代数系紹介


 当研究科においては代数学分野として,数論,代数幾何学,表現論などが研究されている.  
 数論は,1,2,3,といった素朴な「数」の性質を扱う分野であるが,多彩で美しい広がりを見せている.数の体系の拡張に伴う対称性を扱う代数的整数論やガロア理論,楕円曲線のモジュライに端を発する保型形式の理論,素数pに関して数の集合を完備化するp進数の理論などが結合し,数論幾何学として20世紀後半から飛躍的に発展してきた.95年のフェルマー予想の解決はその一端である.当研究科では高木貞治の類体論以来の伝統のもと,ガロア表現,分岐理論,ラングランズ対応,p進ホッジ理論,p進微分方程式などで第一線の研究が行われている.

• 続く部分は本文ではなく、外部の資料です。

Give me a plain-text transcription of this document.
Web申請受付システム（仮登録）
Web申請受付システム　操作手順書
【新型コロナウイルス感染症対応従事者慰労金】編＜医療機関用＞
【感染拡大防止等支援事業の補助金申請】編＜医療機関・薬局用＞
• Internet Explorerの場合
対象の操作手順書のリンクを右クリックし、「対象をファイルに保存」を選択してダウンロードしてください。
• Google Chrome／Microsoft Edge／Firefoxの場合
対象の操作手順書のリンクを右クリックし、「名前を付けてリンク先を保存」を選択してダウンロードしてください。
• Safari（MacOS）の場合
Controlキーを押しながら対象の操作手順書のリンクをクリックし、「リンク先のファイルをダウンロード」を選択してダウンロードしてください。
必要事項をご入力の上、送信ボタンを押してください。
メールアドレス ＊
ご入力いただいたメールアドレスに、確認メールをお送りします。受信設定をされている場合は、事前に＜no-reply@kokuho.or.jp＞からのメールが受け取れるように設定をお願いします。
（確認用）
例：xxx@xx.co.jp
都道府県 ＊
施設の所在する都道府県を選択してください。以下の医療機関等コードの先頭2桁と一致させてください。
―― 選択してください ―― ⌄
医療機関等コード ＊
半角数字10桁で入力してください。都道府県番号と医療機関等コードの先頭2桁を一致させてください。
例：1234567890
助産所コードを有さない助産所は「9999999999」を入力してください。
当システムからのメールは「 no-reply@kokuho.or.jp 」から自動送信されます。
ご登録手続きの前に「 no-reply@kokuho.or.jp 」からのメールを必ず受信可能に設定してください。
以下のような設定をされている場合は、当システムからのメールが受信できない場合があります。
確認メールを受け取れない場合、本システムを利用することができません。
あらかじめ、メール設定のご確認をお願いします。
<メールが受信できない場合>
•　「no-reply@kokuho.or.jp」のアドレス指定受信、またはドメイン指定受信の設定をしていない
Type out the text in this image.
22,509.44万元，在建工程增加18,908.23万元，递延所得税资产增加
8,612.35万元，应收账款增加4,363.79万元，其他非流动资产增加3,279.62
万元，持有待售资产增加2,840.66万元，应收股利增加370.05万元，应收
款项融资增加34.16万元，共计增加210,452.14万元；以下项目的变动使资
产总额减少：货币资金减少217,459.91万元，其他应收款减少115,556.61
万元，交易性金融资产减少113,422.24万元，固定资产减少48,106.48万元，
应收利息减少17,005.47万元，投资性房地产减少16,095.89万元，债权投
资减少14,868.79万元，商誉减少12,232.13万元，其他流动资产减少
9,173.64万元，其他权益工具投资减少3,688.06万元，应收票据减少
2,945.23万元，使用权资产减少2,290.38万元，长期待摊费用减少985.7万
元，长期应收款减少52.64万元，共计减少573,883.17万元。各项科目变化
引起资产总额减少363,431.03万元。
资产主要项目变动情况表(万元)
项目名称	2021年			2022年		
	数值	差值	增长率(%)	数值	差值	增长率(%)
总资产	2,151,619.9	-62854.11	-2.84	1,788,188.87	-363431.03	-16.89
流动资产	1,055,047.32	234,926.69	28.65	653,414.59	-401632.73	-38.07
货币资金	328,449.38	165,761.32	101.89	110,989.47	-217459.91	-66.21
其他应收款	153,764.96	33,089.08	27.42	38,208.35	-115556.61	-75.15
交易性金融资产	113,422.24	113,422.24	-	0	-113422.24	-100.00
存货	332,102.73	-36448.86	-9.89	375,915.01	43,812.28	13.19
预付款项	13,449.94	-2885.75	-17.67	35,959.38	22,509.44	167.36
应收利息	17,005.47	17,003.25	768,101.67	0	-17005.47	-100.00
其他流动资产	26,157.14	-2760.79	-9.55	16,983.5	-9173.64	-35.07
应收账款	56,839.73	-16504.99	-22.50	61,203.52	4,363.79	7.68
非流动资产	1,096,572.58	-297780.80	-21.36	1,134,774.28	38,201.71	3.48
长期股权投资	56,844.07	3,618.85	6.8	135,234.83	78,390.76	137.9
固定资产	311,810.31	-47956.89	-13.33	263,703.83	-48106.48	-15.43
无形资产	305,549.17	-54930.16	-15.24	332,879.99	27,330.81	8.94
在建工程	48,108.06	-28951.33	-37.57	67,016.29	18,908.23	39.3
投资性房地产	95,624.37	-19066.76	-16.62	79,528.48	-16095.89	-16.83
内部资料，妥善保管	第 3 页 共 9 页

 代数幾何学は,多項式で定義された図形を調べる分野である.複素解析,微分幾何,トポロジーの手法を取り込み,70年代に小平次元の理論,ホッジ理論,ト一リック多様体の理論,極小モデルの理論などが整備された.近年では数理物理との関連も重要である.当研究科では,それらを用いて,高次元代数多様体,導来圏,K3曲面,カラビ-ヤウ多様体,ファノ多様体,特異点,モチーフ,正標数の代数幾何など多彩な研究活動が行われている.
 表現論は,対称性を線形代数的な手法を使って分析する方法論を扱う分野である.その有効性が認められるようになり,大きな分野に成長している.D加群という微分作用素と関係する非可換環上の加群を用いて表現を研究する手法も進んでいる.また,共形場理論などの数理物理の分野では,無限次元リー環とその表現が重要な役割を果たしている.当研究科では,古典群の表現とヤング図形との関係,およびそれに付随する組み合わせ論的な構造の解明,実およびp進簡約群の表現や,表現に付随する種々の幾何的不変量の研究などが行われている.
 代数学は四則に代表される演算を基礎とする研究分野であるが,幾何,解析,理論物理,計算機科学など他分野との結びつきを一層深めつつ発展をつづけている.